Of course, there are risks involved in buying and selling foreign exchange, and most Japanese households are still shy about investing. At the end of March, households had 54 percent of cash and deposits, while it was about 13 percent in the United States and 36 percent in the euro area, according to the BOJ’s August report.
“There’s a lot of nervousness,” said Suzuki. “For example, if I’m buying dollar-yen, I always look at what other people are doing and what information is out there to see if my thoughts are correct, which calms my nerves.”
The Japanese have been known to be relatively risk-prone in other areas as well. When the GameStop meme stock plagued the US in 2021, Japanese retail investors held back, unwilling to go for something that wasn’t their routine, safe option.
Still, the SBI said that with the yen trading at the key 150 level against the dollar, short-term traders have a good chance of profiting, especially if Japan intervenes to support its weakening currency, as it did last year.

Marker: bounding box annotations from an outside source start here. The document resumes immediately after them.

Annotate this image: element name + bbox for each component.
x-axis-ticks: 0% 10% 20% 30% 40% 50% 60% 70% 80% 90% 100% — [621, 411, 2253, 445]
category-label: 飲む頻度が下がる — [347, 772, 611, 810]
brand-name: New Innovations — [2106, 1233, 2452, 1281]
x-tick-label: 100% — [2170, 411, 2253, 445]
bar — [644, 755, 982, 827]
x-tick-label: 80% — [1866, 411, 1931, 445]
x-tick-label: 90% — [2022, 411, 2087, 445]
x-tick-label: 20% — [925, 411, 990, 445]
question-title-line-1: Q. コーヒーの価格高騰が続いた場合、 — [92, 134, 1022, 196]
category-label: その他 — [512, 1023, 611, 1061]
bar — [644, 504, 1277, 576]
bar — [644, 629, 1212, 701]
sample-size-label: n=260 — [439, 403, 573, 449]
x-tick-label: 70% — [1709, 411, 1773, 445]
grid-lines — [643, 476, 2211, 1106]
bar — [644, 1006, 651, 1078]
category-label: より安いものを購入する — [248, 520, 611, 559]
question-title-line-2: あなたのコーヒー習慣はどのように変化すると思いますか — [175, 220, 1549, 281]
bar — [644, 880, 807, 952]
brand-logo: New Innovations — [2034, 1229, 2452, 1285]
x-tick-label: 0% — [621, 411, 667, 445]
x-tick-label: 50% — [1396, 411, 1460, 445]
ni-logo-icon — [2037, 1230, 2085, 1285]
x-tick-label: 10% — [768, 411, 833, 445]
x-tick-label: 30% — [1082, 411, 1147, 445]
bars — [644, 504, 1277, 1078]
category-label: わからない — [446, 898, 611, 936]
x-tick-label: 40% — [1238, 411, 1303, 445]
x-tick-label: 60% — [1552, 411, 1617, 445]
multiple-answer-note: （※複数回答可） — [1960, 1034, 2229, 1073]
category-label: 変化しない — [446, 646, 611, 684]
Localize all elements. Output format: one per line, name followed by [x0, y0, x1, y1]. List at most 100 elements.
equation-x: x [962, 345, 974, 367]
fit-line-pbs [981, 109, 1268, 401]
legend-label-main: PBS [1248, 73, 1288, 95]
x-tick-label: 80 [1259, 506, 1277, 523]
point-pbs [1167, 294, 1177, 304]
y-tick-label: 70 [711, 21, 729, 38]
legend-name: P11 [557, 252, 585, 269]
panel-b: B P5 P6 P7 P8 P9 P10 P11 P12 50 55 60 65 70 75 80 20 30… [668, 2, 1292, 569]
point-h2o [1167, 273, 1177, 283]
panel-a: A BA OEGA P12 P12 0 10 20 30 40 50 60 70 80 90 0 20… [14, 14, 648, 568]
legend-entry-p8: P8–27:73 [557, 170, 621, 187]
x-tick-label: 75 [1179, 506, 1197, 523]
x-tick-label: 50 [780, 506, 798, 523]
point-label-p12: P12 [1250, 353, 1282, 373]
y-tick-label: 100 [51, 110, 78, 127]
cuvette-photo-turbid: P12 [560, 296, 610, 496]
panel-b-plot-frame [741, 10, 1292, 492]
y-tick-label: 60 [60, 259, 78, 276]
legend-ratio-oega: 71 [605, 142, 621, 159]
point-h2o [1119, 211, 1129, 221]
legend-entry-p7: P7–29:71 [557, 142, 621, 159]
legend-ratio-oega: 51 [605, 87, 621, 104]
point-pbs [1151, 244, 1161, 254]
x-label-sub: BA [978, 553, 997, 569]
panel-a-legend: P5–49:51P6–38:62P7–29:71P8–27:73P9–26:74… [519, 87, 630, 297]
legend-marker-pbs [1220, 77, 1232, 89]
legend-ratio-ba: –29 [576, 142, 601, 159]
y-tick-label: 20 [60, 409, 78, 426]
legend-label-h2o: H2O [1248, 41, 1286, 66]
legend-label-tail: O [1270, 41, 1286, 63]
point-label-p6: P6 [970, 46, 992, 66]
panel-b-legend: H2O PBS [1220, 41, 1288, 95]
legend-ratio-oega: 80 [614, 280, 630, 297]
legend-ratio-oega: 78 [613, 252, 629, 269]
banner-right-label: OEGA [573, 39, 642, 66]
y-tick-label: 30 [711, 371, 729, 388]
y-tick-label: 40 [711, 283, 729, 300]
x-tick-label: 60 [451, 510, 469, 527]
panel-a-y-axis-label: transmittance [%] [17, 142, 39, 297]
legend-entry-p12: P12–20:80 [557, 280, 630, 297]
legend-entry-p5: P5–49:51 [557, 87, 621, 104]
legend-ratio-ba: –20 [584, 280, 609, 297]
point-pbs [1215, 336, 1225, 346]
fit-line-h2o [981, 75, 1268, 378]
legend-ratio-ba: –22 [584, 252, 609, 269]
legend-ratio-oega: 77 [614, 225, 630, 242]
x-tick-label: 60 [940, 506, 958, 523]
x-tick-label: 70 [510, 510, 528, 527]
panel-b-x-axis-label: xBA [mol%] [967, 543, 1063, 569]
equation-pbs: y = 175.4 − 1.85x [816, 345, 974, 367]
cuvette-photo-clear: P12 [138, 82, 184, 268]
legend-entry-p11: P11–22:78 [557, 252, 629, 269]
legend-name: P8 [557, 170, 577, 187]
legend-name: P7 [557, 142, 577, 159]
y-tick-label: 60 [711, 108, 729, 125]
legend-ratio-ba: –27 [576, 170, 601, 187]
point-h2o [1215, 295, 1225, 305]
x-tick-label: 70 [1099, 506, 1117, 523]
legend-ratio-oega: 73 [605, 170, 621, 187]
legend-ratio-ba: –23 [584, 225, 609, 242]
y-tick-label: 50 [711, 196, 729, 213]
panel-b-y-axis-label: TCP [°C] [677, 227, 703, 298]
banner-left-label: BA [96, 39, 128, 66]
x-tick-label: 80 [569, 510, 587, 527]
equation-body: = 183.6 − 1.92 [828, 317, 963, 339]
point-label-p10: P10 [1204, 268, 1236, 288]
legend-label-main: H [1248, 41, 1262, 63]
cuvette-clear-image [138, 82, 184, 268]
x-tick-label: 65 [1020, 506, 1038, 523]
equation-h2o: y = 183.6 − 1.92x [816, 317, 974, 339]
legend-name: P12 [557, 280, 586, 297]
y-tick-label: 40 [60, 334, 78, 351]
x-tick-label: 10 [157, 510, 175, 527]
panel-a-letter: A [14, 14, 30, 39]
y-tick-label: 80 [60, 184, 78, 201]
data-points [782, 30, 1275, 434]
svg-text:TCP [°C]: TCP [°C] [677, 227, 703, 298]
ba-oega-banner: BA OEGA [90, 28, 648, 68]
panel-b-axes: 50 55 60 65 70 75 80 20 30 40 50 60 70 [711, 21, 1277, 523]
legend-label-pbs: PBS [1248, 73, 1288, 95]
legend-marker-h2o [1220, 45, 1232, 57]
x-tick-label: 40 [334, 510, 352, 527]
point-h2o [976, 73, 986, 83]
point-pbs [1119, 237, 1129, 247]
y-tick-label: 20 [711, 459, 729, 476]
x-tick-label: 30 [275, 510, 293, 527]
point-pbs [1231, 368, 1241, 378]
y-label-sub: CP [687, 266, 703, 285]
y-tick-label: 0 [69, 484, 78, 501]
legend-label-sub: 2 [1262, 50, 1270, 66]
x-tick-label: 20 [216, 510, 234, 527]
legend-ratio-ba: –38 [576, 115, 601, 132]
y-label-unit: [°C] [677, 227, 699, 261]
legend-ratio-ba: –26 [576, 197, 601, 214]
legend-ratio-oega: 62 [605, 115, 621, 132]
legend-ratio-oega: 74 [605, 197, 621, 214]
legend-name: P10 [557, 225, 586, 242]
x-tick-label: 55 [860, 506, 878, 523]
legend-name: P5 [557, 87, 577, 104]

Hirai, a trader in central Japan, said that while his biggest daily loss was about ¥1.3 million, he has also made up to ¥9 million in 24 hours. He credits his success to making quick trades and increasing his understanding of the market through online courses and books. Hirai has invested ¥25 million in a local school to improve financial literacy and is committed to teaching his six-year-old daughter about currency trading.
Cyber Impact’s Suzuki is similarly perky. He is a regular at the Stock Pickers bar in central Tokyo, where drinkers can choose from a menu that includes the Lehman Shock cocktail.
“Right now, my goal is to make a billion yen just from the trade,” Suzuki said. “I don’t want to stop until I die.”